Thursday, March 15, 2012
Poster Area 1 (Foyer Outside Exhibit Hall C) (Convention Center)
Marina Bonello, Pennsylvania State University, University Park, PA and Catherine D. Ennis, University of North Carolina at Greensboro, Greensboro, NC

Background/Purpose Youth can be motivated to exercise when they understand exercise-induced physiological changes (EIPC). The nature of the mental models tweens construct to reason about EIPC, and the academic-beliefs (ontological and epistemic) that shape them, have not yet been examined. Grounded upon Framework Theory (Vosniadou, 2007), this research examined sixth-grade students' mental models of EIPC and academic- beliefs.

Method Participants included 68 students from two schools. All completed questionnaires targeting their fitness knowledge (E.g., THRR). Eighteen students participated in follow-up individual interviews designed to elicit their explanations of EIPC. Data sources also included field notes, document collection, and teacher interviews.
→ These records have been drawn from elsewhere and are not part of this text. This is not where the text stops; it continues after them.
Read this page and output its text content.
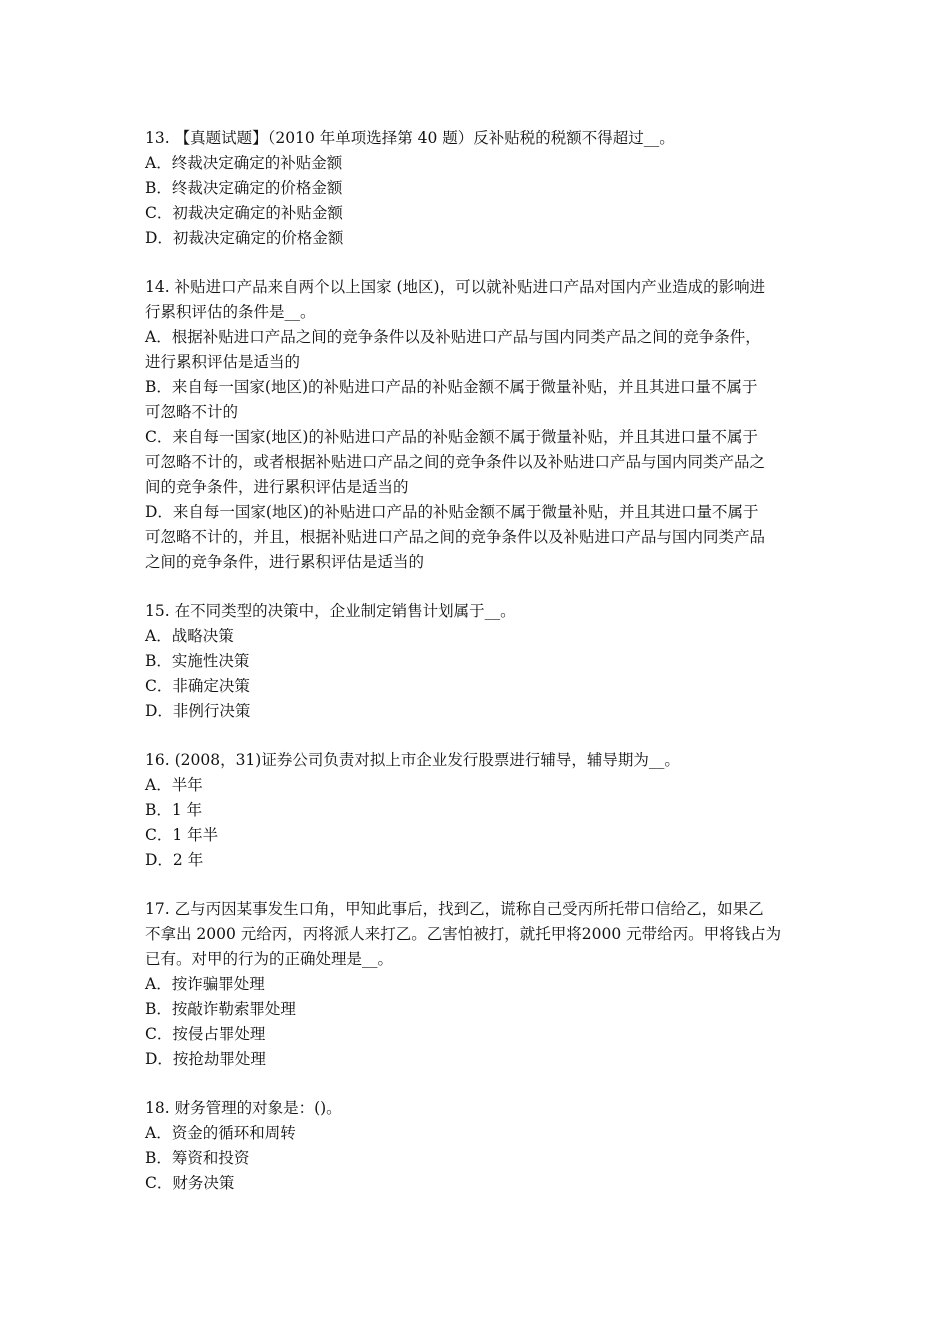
13. 【真题试题】（2010 年单项选择第 40 题）反补贴税的税额不得超过__。
A．终裁决定确定的补贴金额
B．终裁决定确定的价格金额
C．初裁决定确定的补贴金额
D．初裁决定确定的价格金额
14. 补贴进口产品来自两个以上国家 (地区)，可以就补贴进口产品对国内产业造成的影响进
行累积评估的条件是__。
A．根据补贴进口产品之间的竞争条件以及补贴进口产品与国内同类产品之间的竞争条件，
进行累积评估是适当的
B．来自每一国家(地区)的补贴进口产品的补贴金额不属于微量补贴，并且其进口量不属于
可忽略不计的
C．来自每一国家(地区)的补贴进口产品的补贴金额不属于微量补贴，并且其进口量不属于
可忽略不计的，或者根据补贴进口产品之间的竞争条件以及补贴进口产品与国内同类产品之
间的竞争条件，进行累积评估是适当的
D．来自每一国家(地区)的补贴进口产品的补贴金额不属于微量补贴，并且其进口量不属于
可忽略不计的，并且，根据补贴进口产品之间的竞争条件以及补贴进口产品与国内同类产品
之间的竞争条件，进行累积评估是适当的
15. 在不同类型的决策中，企业制定销售计划属于__。
A．战略决策
B．实施性决策
C．非确定决策
D．非例行决策
16. (2008，31)证券公司负责对拟上市企业发行股票进行辅导，辅导期为__。
A．半年
B．1 年
C．1 年半
D．2 年
17. 乙与丙因某事发生口角，甲知此事后，找到乙，谎称自己受丙所托带口信给乙，如果乙
不拿出 2000 元给丙，丙将派人来打乙。乙害怕被打，就托甲将2000 元带给丙。甲将钱占为
已有。对甲的行为的正确处理是__。
A．按诈骗罪处理
B．按敲诈勒索罪处理
C．按侵占罪处理
D．按抢劫罪处理
18. 财务管理的对象是：()。
A．资金的循环和周转
B．筹资和投资
C．财务决策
Constant comparison analysis procedures were used.

Analysis/Results Finding revealed similarities in the way students made inter-disciplinary connections between information gleaned during instruction and their perceptions/interpretations of physiological changes. All shared a “global-theory”: the body operated like a machine (ontological belief) and exercise had a causal effect on body functioning (epistemic belief). Yet, students held different “specific theories” patterned within five “synthetic models” (SM) representing ontological sophistication variations in human anatomy/physiology. For example, SM1 students described exercise effects on isolated organs: heart or lungs. Conversely, SM5 students articulated exercise effects on the synergistic function of body systems: cardiorespiratory, musculoskeletal, and digestive.

Conclusions Tweens develop a range of EIPC synthetic models. Albeit naive, SM should be appreciated as students' attempts to understand the multi-level complexity of the human body in motion. They can scaffold future learning when instruction targets both knowledge and belief change and is designed to help youth make appropriate health-related-fitness decisions.